-Re: Apache Drill and Schema
Julian Hyde 2013-05-13, 20:03
(For what it's worth, I believe that this philosophy is consistent with Jacques' vision for Drill.)
Optiq implements the SQL specification, and as such is strongly typed. Splunk and Drill are weakly typed, but in different ways.
In Splunk, there are a few core system fields, but every record can have a different set of fields. In a sense, the whole Splunk system is a single table with hundreds or thousands of fields, the set of distinct fields across all records. And of course that set of fields may change each time a record is added or removed.

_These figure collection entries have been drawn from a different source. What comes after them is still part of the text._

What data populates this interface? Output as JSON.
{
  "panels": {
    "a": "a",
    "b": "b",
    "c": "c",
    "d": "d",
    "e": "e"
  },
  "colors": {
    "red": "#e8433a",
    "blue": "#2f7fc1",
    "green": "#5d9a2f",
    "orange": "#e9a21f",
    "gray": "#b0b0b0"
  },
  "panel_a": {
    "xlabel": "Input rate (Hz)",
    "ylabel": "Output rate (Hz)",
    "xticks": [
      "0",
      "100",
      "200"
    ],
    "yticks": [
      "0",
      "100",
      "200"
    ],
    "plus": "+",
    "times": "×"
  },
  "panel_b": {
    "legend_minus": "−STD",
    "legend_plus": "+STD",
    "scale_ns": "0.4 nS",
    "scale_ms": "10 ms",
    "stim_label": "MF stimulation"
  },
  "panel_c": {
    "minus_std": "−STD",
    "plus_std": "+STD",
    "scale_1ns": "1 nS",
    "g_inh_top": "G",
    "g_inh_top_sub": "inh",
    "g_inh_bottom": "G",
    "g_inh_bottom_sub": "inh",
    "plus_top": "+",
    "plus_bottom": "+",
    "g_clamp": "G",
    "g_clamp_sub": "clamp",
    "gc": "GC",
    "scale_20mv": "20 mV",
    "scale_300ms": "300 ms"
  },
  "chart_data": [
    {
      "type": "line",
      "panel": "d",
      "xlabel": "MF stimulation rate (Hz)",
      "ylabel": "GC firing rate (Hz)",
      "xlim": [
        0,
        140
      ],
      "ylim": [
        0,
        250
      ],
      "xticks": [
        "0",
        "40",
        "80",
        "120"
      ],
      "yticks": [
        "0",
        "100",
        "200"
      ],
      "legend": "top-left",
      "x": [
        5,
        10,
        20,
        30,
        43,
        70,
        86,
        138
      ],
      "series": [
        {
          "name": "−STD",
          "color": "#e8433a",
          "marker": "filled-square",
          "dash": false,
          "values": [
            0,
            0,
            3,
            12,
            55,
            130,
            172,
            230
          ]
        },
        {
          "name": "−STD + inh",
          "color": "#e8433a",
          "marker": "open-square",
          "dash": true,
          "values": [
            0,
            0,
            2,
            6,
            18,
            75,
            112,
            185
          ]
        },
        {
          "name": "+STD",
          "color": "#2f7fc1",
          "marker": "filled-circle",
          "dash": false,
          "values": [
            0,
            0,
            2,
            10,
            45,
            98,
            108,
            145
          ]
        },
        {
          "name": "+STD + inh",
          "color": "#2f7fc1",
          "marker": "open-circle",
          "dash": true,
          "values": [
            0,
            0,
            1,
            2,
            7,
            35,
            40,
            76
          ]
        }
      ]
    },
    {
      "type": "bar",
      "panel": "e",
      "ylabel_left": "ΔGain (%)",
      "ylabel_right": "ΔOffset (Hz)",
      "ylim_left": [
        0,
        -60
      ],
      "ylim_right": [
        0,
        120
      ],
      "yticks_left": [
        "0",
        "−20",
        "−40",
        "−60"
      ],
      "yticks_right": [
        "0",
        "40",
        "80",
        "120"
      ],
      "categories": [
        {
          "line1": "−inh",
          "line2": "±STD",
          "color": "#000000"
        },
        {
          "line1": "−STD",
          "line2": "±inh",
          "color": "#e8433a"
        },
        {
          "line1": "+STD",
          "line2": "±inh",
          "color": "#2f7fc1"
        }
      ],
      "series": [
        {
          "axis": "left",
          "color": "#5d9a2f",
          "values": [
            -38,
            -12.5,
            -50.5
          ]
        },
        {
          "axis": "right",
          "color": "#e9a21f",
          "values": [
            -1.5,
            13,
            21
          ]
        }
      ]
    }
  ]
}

The most convenient way to model a Splunk table was like this:
CREATE TABLE splunk (
source VARCHAR NOT NULL,
sourcetype VARCHAR NOT NULL,
There are two built-in fields "source" and "sourcetype", present in every record, and the "_extra ANY" declaration tells Optiq that you can ask for any other field. Those extra fields have type VARCHAR (in splunk all fields are strings) and their value in SQL will be NULL if they don't exist in a particular row. Thus you can write
SELECT s."source", s."sourcetype", s."action", CAST(s."discount" AS INTEGER)
FROM "splunk"."splunk" AS s
WHERE s."action" = 'purchase'
To implement the Optiq SQL front-end to Drill, I added support for the JSON object model to SQL by adding MAP and ARRAY type constructors and a variant type ANY. Thus Drill's "donuts" example table appears in SQL as
CREATE TABLE donuts (
_map MAP(VARCHAR, ANY) NOT NULL);
This is strongly typed, and therefore consistent with the SQL standard. Every row has a single column called "_map", and its type is MAP(VARCHAR, ANY). (Equivalent to a Java field "final Map<String, Object> map;".) If you want to access the fields of the "_map" column you use the "[ ... ]" operator and casting.
To access the "ppu" field, you could write "SELECT CAST(_map['ppu'] AS INTEGER) as ppu FROM donuts". I would like to add syntactic sugar so that you can write "SELECT ppu FROM donuts" (implicitly inserting the "_map" field, just as Java inserts "this." before field references, and converting "x.field" to "x['field']" for any field of type MAP).
If later you know the schema, you can create a view:
CREATE VIEW donuts_typed AS
SELECT CAST(_map['name'] AS VARCHAR) AS name,
CAST(_map['ppu'] AS FLOAT) AS ppu
You can build your applications on top of such views at little or no loss of efficiency.
These illustrate ways that we can add strongly-typed standard SQL on top of a system with late or no schema. It is still standard SQL, which everyone agrees is very important. The sugarings don't damage the core language; if you don't like them, don't use them.
The biggest shortfall between the systems I've described above and what you seem to want is enumerating what columns are available. (Your examples all contain 'select *'.) In strongly typed SQL, if you want to know what columns are available, you ask the catalog (i.e. you use metadata). In a weakly typed system, you issue a query (i.e. you use data). If you issue "select *" against Optiq-for-Splunk or Optiq-for-Drill you will be disappointed. The column list will expand to "source, sourcetype" and "_map" respectively, because that is the only metadata known to the system before the query is run.
The easiest solution is to ask your users to specify explicit columns rather than writing "select *". (Machine-generated queries, such as my own Mondrian engine, already tend to do this.) Or, as I suggested earlier, go ahead and provide strongly typed views for your users to use. Or, one could build a UI to assist writing queries: the UI could suggest which columns to ask for, based on sketches of the data, previous query results, and columns that are already used in the query.